Coffee Extraction Yield Calculator

Calculate your extraction yield from TDS readings and check it against the SCA Golden Cup standard.

%
g
g
Extraction Yield
22.50%
Optimal
Brew Ratio
1:16.7
SCA Golden Cup
Extraction Range (18% — 22% optimal)
0%10%18%22%30%50%
Adjustment Suggestions

How to Use This Coffee Extraction Calculator

  1. Measure your TDS — use a coffee refractometer to read the Total Dissolved Solids percentage from your brewed coffee. If you do not have a refractometer, start with a typical value (1.15-1.35% for drip, 8-10% for espresso).
  2. Enter your beverage weight — weigh the final brewed coffee in grams (excluding grounds). For a single pour-over cup, this is typically 250-350g.
  3. Enter your coffee dose — the dry weight of ground coffee used, in grams.
  4. Select your brew method — this provides context-specific guidance for adjusting your technique.

Understanding Coffee Extraction

Coffee extraction is the process of dissolving soluble compounds from roasted coffee grounds into water. A roasted coffee bean contains roughly 28-30% soluble material by weight — the rest is insoluble cellulose fiber. However, not all of those solubles taste pleasant. The art of brewing is dissolving the right amount: enough to capture sweetness, acidity, and body, but not so much that you pull out the bitter, astringent, and ashy compounds that dissolve last.

The Extraction Yield Formula

Extraction yield quantifies what fraction of the dry coffee grounds actually dissolved into your brew:

EY = (TDS × Beverage Weight) / Coffee Dose

Where EY = extraction yield (%), TDS = total dissolved solids (%), Beverage Weight = mass of brewed coffee (g), and Coffee Dose = mass of dry grounds (g).

What TDS Tells You

TDS measures the strength (concentration) of your brew — how much dissolved coffee is in each sip.

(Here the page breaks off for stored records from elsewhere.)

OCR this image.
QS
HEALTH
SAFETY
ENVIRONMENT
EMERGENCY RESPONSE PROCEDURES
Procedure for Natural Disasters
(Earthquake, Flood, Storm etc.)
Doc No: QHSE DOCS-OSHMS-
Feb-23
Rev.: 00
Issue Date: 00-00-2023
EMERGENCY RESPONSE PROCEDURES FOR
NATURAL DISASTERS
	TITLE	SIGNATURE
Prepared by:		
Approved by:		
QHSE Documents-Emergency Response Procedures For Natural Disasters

The SCA recommends 1.15-1.35% TDS for drip coffee. Espresso is much stronger at 7-12% TDS. TDS alone does not tell you if the coffee is well-extracted; you need to combine it with the brew ratio to calculate extraction yield.

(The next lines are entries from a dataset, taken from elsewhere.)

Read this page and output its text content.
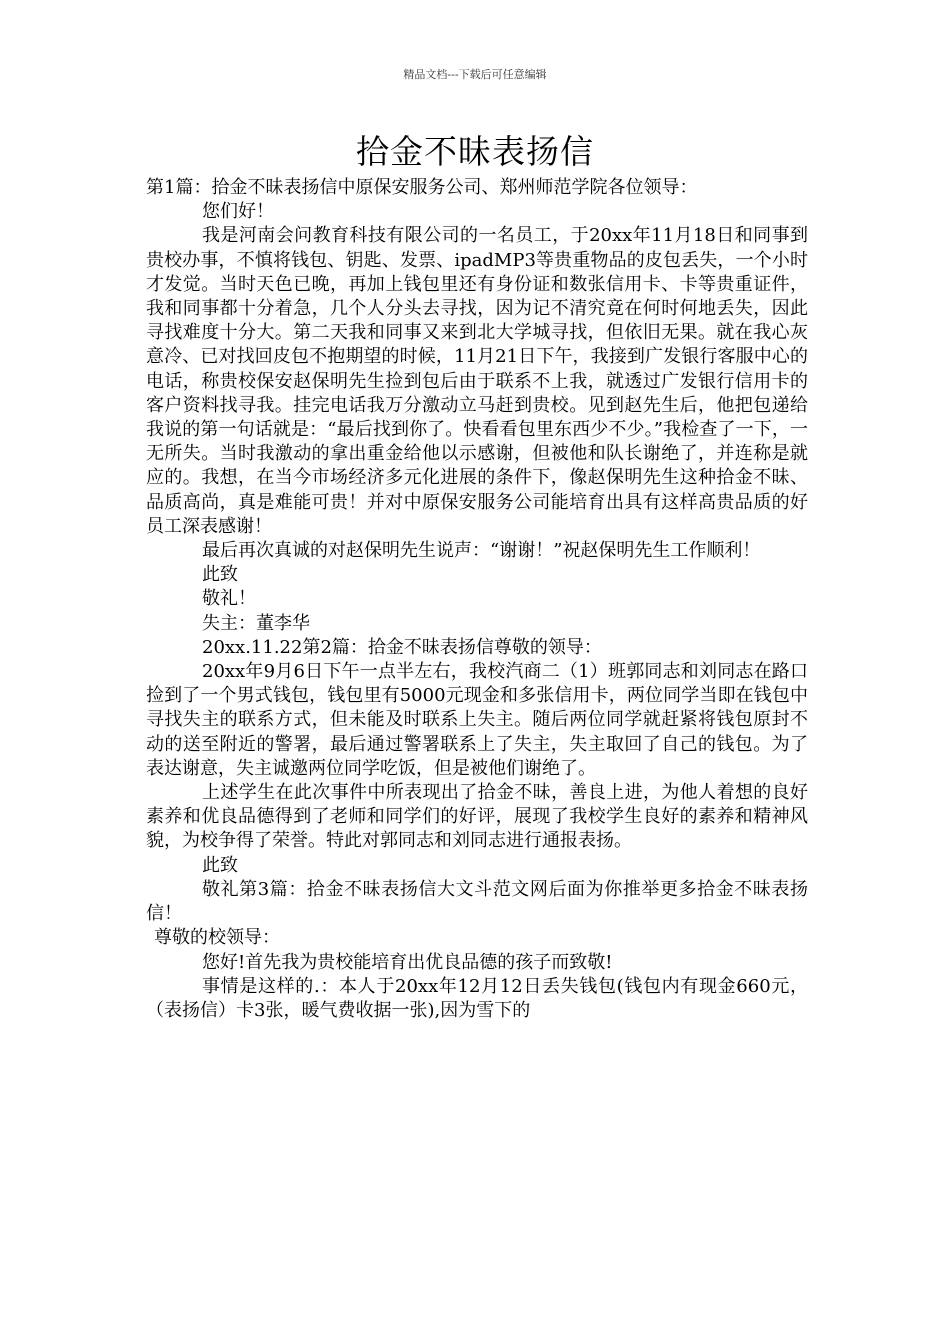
精品文档---下载后可任意编辑
拾金不昧表扬信

第1篇：拾金不昧表扬信中原保安服务公司、郑州师范学院各位领导：

您们好！

我是河南会问教育科技有限公司的一名员工，于20xx年11月18日和同事到贵校办事，不慎将钱包、钥匙、发票、ipadMP3等贵重物品的皮包丢失，一个小时才发觉。当时天色已晚，再加上钱包里还有身份证和数张信用卡、卡等贵重证件，我和同事都十分着急，几个人分头去寻找，因为记不清究竟在何时何地丢失，因此寻找难度十分大。第二天我和同事又来到北大学城寻找，但依旧无果。就在我心灰意冷、已对找回皮包不抱期望的时候，11月21日下午，我接到广发银行客服中心的电话，称贵校保安赵保明先生捡到包后由于联系不上我，就透过广发银行信用卡的客户资料找寻我。挂完电话我万分激动立马赶到贵校。见到赵先生后，他把包递给我说的第一句话就是：“最后找到你了。快看看包里东西少不少。”我检查了一下，一无所失。当时我激动的拿出重金给他以示感谢，但被他和队长谢绝了，并连称是就应的。我想，在当今市场经济多元化进展的条件下，像赵保明先生这种拾金不昧、品质高尚，真是难能可贵！并对中原保安服务公司能培育出具有这样高贵品质的好员工深表感谢！

最后再次真诚的对赵保明先生说声：“谢谢！”祝赵保明先生工作顺利！

此致

敬礼！

失主：董李华

20xx.11.22第2篇：拾金不昧表扬信尊敬的领导：

20xx年9月6日下午一点半左右，我校汽商二（1）班郭同志和刘同志在路口捡到了一个男式钱包，钱包里有5000元现金和多张信用卡，两位同学当即在钱包中寻找失主的联系方式，但未能及时联系上失主。随后两位同学就赶紧将钱包原封不动的送至附近的警署，最后通过警署联系上了失主，失主取回了自己的钱包。为了表达谢意，失主诚邀两位同学吃饭，但是被他们谢绝了。

上述学生在此次事件中所表现出了拾金不昧，善良上进，为他人着想的良好素养和优良品德得到了老师和同学们的好评，展现了我校学生良好的素养和精神风貌，为校争得了荣誉。特此对郭同志和刘同志进行通报表扬。

此致

敬礼第3篇：拾金不昧表扬信大文斗范文网后面为你推举更多拾金不昧表扬信！

尊敬的校领导：

您好!首先我为贵校能培育出优良品德的孩子而致敬!

事情是这样的.：本人于20xx年12月12日丢失钱包(钱包内有现金660元，（表扬信）卡3张，暖气费收据一张),因为雪下的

The SCA Golden Cup Standard

The Specialty Coffee Association defines the Golden Cup standard as coffee brewed with an extraction yield of 18-22% and a TDS of 1.15-1.35%. These ranges were established through decades of sensory research showing that most people prefer coffee within these parameters. Below 18%, the brew tends to be sour and underdeveloped. Above 22%, it becomes bitter and astringent.

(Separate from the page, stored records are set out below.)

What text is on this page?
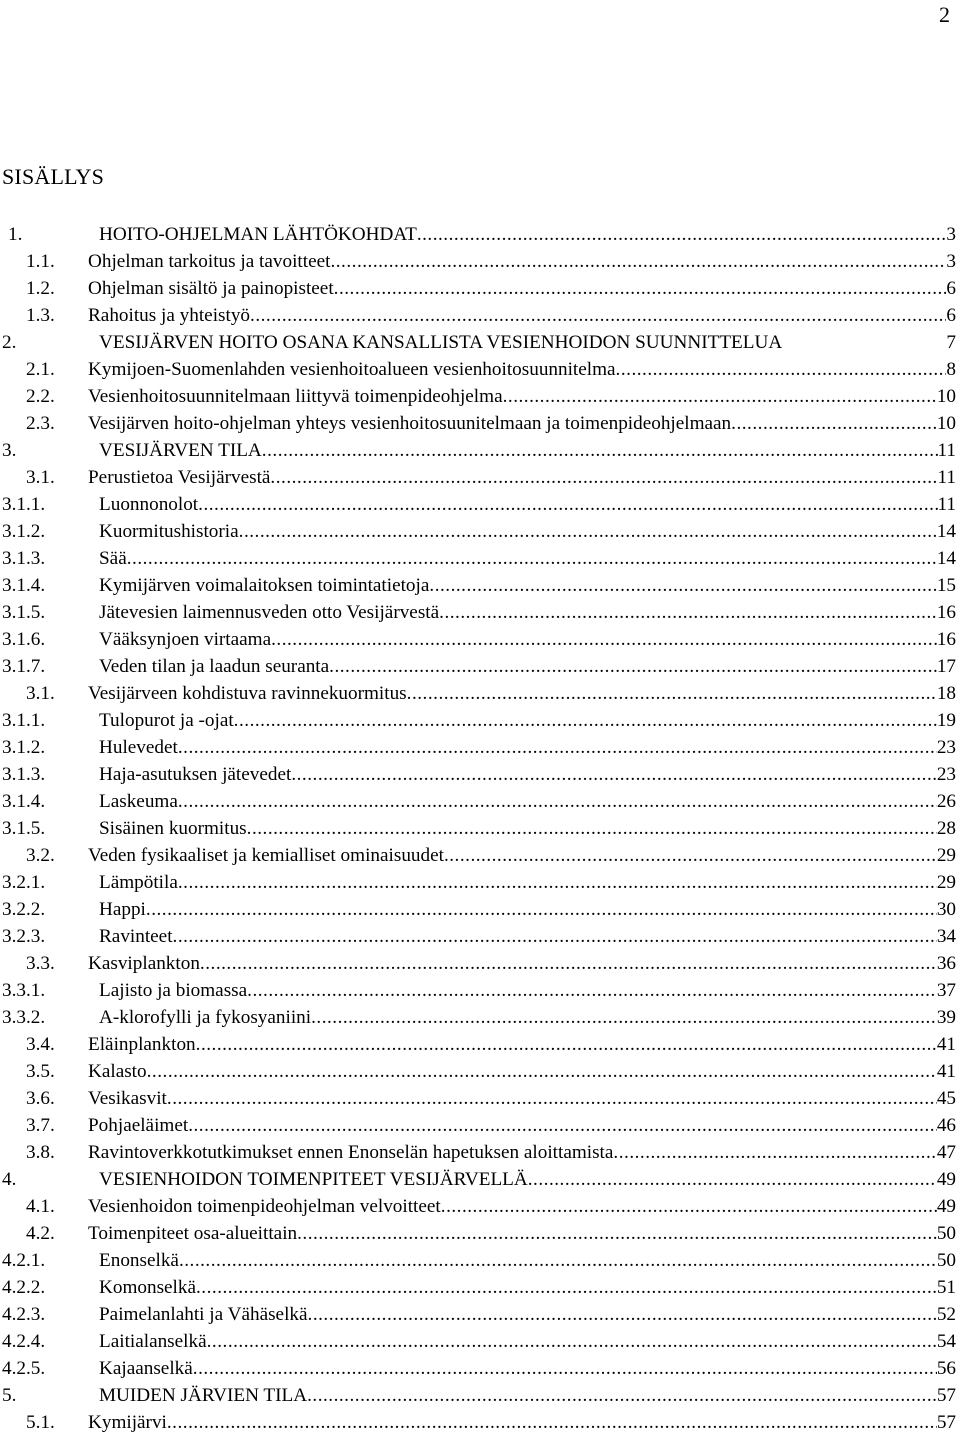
2
SISÄLLYS
1.	HOITO-OHJELMAN LÄHTÖKOHDAT .....	3
1.1. Ohjelman tarkoitus ja tavoitteet .....	3
1.2. Ohjelman sisältö ja painopisteet .....	6
1.3. Rahoitus ja yhteistyö .....	6
2.	VESIJÄRVEN HOITO OSANA KANSALLISTA VESIENHOIDON SUUNNITTELUA	7
2.1. Kymijoen-Suomenlahden vesienhoitoalueen vesienhoitosuunnitelma .....	8
2.2. Vesienhoitosuunnitelmaan liittyvä toimenpideohjelma .....	10
2.3. Vesijärven hoito-ohjelman yhteys vesienhoitosuunitelmaan ja toimenpideohjelmaan .....	10
3.	VESIJÄRVEN TILA .....	11
3.1. Perustietoa Vesijärvestä .....	11
3.1.1.	Luonnonolot .....	11
3.1.2.	Kuormitushistoria .....	14
3.1.3.	Sää .....	14
3.1.4.	Kymijärven voimalaitoksen toimintatietoja .....	15
3.1.5.	Jätevesien laimennusveden otto Vesijärvestä .....	16
3.1.6.	Vääksynjoen virtaama .....	16
3.1.7.	Veden tilan ja laadun seuranta .....	17
3.1. Vesijärveen kohdistuva ravinnekuormitus .....	18
3.1.1.	Tulopurot ja -ojat .....	19
3.1.2.	Hulevedet .....	23
3.1.3.	Haja-asutuksen jätevedet .....	23
3.1.4.	Laskeuma .....	26
3.1.5.	Sisäinen kuormitus .....	28
3.2. Veden fysikaaliset ja kemialliset ominaisuudet .....	29
3.2.1.	Lämpötila .....	29
3.2.2.	Happi .....	30
3.2.3.	Ravinteet .....	34
3.3. Kasviplankton .....	36
3.3.1.	Lajisto ja biomassa .....	37
3.3.2.	A-klorofylli ja fykosyaniini .....	39
3.4. Eläinplankton .....	41
3.5. Kalasto .....	41
3.6. Vesikasvit .....	45
3.7. Pohjaeläimet .....	46
3.8. Ravintoverkkotutkimukset ennen Enonselän hapetuksen aloittamista .....	47
4.	VESIENHOIDON TOIMENPITEET VESIJÄRVELLÄ .....	49
4.1. Vesienhoidon toimenpideohjelman velvoitteet .....	49
4.2. Toimenpiteet osa-alueittain .....	50
4.2.1.	Enonselkä .....	50
4.2.2.	Komonselkä .....	51
4.2.3.	Paimelanlahti ja Vähäselkä .....	52
4.2.4.	Laitialanselkä .....	54
4.2.5.	Kajaanselkä .....	56
5.	MUIDEN JÄRVIEN TILA .....	57
5.1. Kymijärvi .....	57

How Grind Size, Water Temperature, and Time Affect Extraction

Grind size is the most powerful variable. Finer grinds expose more surface area, increasing extraction rate. If your coffee is under-extracted, grind finer. If over-extracted, grind coarser. Water temperature accelerates extraction — the SCA recommends 92-96°C (197-205°F). Cold brew uses room temperature or cold water but compensates with 12-24 hours of steeping time. Brew time is the total contact time between water and grounds. Longer contact means more extraction. Pour-over takes 3-4 minutes, French press 4-5 minutes, and espresso just 25-30 seconds at high pressure.

Brew Method Differences

Espresso uses high pressure (9 bar) and a fine grind to achieve a concentrated brew in under 30 seconds. A typical shot is 18g dose yielding 36g of liquid at 8-10% TDS. Pour over uses gravity and a medium grind with a brew time of 3-4 minutes. French press is full immersion with a coarse grind, producing a heavier body due to the metal mesh filter allowing oils and fines through. AeroPress is versatile, supporting both immersion and pressure techniques. Cold brew extracts slowly at low temperatures, yielding a smooth, low-acid concentrate.

Frequently Asked Questions

Extraction yield is the percentage of the dry coffee grounds that dissolved into the water during brewing. A coffee bean is about 30% soluble, but not all solubles taste good. The optimal extraction range of 18-22% captures the desirable flavor compounds while leaving behind the harsh, bitter ones.
TDS (Total Dissolved Solids) is the concentration of dissolved coffee solubles in the brewed beverage, measured as a percentage. It is typically measured with a refractometer. For drip coffee, the SCA recommends a TDS of 1.15-1.35%. Espresso has a much higher TDS, typically 7-12%.
The Golden Cup standard, defined by the Specialty Coffee Association (SCA, formerly SCAA), specifies the ideal brewing parameters: a TDS of 1.15-1.35% with an extraction yield of 18-22%. Coffee brewed within these ranges is considered optimally balanced, with the best combination of sweetness, acidity, and body.
Below 18% extraction, the brew is under-extracted: the water has not dissolved enough of the desirable flavor compounds, resulting in sour, salty, or thin-tasting coffee. Above 22%, the brew is over-extracted: the water has dissolved too many of the bitter, astringent compounds that dissolve last, producing harsh, hollow, or ashy flavors.
TDS is measured with a coffee refractometer, such as the VST LAB Coffee III or Atago PAL-COFFEE. Place a few drops of brewed coffee on the lens, wait for the reading to stabilize, and record the TDS percentage. For accuracy, measure at a consistent temperature (around 20-25°C) and stir the brew before sampling.